Wallace devised a frequency transposition system, with one channel 50H to 9 KHz, another of 12 KHz to 21 KHz with a carrier/pilot frequency right in the middle from 9-10 ½ KHz.
By November 1953 the new system was working so that it was possible to play Beethoven on one channel and to have pianist Winifred Attwell on the other coming through just one pair of lines into the decoder.

An experimental session took place on December 23 1953 with the conductor Mantovani and his orchestra.

Three Telefunken M49 microphones (left, right and centre) were bolted to a couple of Dexion uprights in the shape of the capital letter T.

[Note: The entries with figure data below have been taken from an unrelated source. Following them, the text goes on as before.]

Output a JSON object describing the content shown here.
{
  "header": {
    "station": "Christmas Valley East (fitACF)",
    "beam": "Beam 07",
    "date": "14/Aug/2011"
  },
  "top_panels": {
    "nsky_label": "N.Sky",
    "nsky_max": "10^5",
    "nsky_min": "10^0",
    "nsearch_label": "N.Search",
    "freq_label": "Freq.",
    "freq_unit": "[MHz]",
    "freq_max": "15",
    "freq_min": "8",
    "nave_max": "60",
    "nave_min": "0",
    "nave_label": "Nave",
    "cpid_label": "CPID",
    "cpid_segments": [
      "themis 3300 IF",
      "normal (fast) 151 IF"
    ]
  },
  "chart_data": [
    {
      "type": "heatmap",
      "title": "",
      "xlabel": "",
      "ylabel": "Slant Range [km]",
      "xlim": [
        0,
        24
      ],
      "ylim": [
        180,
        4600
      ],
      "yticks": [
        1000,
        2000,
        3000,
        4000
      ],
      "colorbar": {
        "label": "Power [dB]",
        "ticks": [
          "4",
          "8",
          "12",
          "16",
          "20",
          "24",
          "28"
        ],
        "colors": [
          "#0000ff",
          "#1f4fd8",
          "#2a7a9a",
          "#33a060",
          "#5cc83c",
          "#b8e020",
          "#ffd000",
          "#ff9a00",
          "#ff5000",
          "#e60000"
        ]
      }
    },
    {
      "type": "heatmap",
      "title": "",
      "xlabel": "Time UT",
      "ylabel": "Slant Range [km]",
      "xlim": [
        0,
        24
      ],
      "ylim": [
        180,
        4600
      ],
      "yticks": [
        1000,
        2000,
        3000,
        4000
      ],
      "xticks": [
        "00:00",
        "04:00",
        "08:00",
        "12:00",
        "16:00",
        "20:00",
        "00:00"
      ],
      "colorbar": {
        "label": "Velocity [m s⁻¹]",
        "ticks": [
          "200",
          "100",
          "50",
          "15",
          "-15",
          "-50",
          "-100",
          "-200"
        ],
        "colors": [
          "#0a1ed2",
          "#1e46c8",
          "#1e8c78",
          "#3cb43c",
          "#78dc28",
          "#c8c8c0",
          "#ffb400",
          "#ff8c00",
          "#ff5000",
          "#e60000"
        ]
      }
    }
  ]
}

The recordings were cut direct to disc as there was no twin-track stereo tape recorder.

The wax acetates were sent to Decca’s factory at New Malden for processing and eventually Wallace was able to demonstrate what had been achieved. The results were thought remarkable and the stereo image fine.

With no stereo mixing desk available Wallace stripped down a standard Decca six-channel mono machine, redesigning and making a stereo mixer with two banks of three inputs. He then built two new power amplifiers in a matter of weeks.

An Ampex 350 series 1 twin-track tape machine arrived late in April and a further experimental session was undertaken to make sure everything worked.

The equipment was taken to Geneva and on May 13 1954 Ansermet recorded Rimsky-Korsakov’s oriental suite Antar with L’Orchestre de la Suisse Romande.

When the recording of the first movement was complete the conductor remarked how thrilled he was with the sound.

Two months later Wallace flew to Basle with James Brown, collected the ST2 mixer and other equipment and set up the stereo gear in Rome.

Three operas, Manon Lescaut, Otello and La traviata, all with Renata Tebaldi, were recorded experimentally.

After sessions in Paris, Geneva and Belgrade, Wallace returned to London to work on two new mixers.

In July and August 1955 Decca recorded Wagner’s Ring plus Der fliegende Holländer under Josef Keilberth at the Bayreuth Festival.

By using six microphones – three for the orchestra and three for the singers, suspended from the lighting bridge about 20 feet above the stage – the sound was fed into the six-channel ST2 mixer.

However, no artists’ contracts were issued and the tapes languished in Decca’s library for more than half a century until Testament began releasing them on CD last year.

Wallace received his 25 years’ service award in 1978 but retired from Decca at the time of the PolyGram takeover in 1980. Roy Wallace married, in 1957, Joyce Irene Pearce, who predeceased him . He is survived by their two daughters.